Manganese cycling in central Ontario forests: Response to soil acidification

Soil acidification results in enhanced mobilization of many potentially phytotoxic metals, including Mn. In Canada, there is also concern that emissions of Mn from the gasoline additive methylcyclopentadienyl manganese tricarbonyl (MMT) may contribute to the environmental risk posed by Mn. As a first step toward understanding the risk posed by Mn in acidifying forest systems in Ontario, the authors sampled foliage and soil from 46 forest plots in central Ontario that encompassed a soil pH range of 3.9–8.1. Increased availability of Mn at lower soil pH was clearly demonstrated, as water-extractable Mn increased and molar ratios of Ca:Mn in foliage decreased at sites with lower soil pH, although Mn availability appears to be determined by both soil pH and Mn content in soil.
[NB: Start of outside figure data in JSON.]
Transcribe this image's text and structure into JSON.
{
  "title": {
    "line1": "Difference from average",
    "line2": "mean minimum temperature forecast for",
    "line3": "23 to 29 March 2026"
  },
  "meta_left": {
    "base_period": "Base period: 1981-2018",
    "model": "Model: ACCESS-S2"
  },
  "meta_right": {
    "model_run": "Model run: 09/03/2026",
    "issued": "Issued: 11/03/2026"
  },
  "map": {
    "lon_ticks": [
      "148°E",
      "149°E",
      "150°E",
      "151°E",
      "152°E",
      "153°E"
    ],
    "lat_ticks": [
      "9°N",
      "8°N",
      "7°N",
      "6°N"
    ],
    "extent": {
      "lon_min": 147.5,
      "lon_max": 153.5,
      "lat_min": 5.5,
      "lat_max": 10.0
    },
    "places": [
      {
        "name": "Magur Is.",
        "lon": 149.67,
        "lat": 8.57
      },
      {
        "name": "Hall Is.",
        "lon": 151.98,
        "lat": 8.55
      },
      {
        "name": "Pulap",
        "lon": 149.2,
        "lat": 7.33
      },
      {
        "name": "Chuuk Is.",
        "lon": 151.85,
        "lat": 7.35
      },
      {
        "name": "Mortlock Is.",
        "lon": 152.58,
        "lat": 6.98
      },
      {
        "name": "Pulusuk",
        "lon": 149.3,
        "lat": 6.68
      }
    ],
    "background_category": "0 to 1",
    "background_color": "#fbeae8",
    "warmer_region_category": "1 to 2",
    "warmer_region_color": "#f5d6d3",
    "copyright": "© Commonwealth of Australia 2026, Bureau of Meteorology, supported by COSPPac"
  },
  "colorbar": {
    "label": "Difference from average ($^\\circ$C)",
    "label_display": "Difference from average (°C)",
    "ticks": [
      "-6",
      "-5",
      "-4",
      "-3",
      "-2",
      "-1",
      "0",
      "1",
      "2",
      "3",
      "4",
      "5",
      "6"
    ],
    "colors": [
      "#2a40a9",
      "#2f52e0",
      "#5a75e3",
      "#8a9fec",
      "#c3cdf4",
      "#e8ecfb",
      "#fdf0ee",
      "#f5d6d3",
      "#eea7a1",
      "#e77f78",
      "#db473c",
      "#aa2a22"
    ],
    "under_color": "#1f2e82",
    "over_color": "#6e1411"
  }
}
The cycling of Mn was studied in detail at a representative acidified coniferous forest catchment (Plastic Lake) in central Ontario. Between 1980 and 2002, Mn bulk deposition at PC ranged from 3 to 7 mg m−2 a−1 and there was no evidence that Mn deposition increased over this time period despite increased usage of MMT. Temporal patterns of Mn concentrations in stream water draining the Plastic Lake catchment were highly correlated to SO42- levels in stream water (r2 = 0.90), indicating that acid leaching is currently driving Mn losses. Furthermore, Mn outputs in stream water draining the terrestrial catchment exceeded bulk deposition inputs, whereas the lake was a net sink for Mn, due to retention in lake sediment. Because Mn availability is determined by soil pH and the Mn content in soil, net losses of Mn from the terrestrial catchment indicate that Mn levels in soil and stream water will ultimately decline over the long-term, and therefore Mn is unlikely to have a negative impact on forests in this region.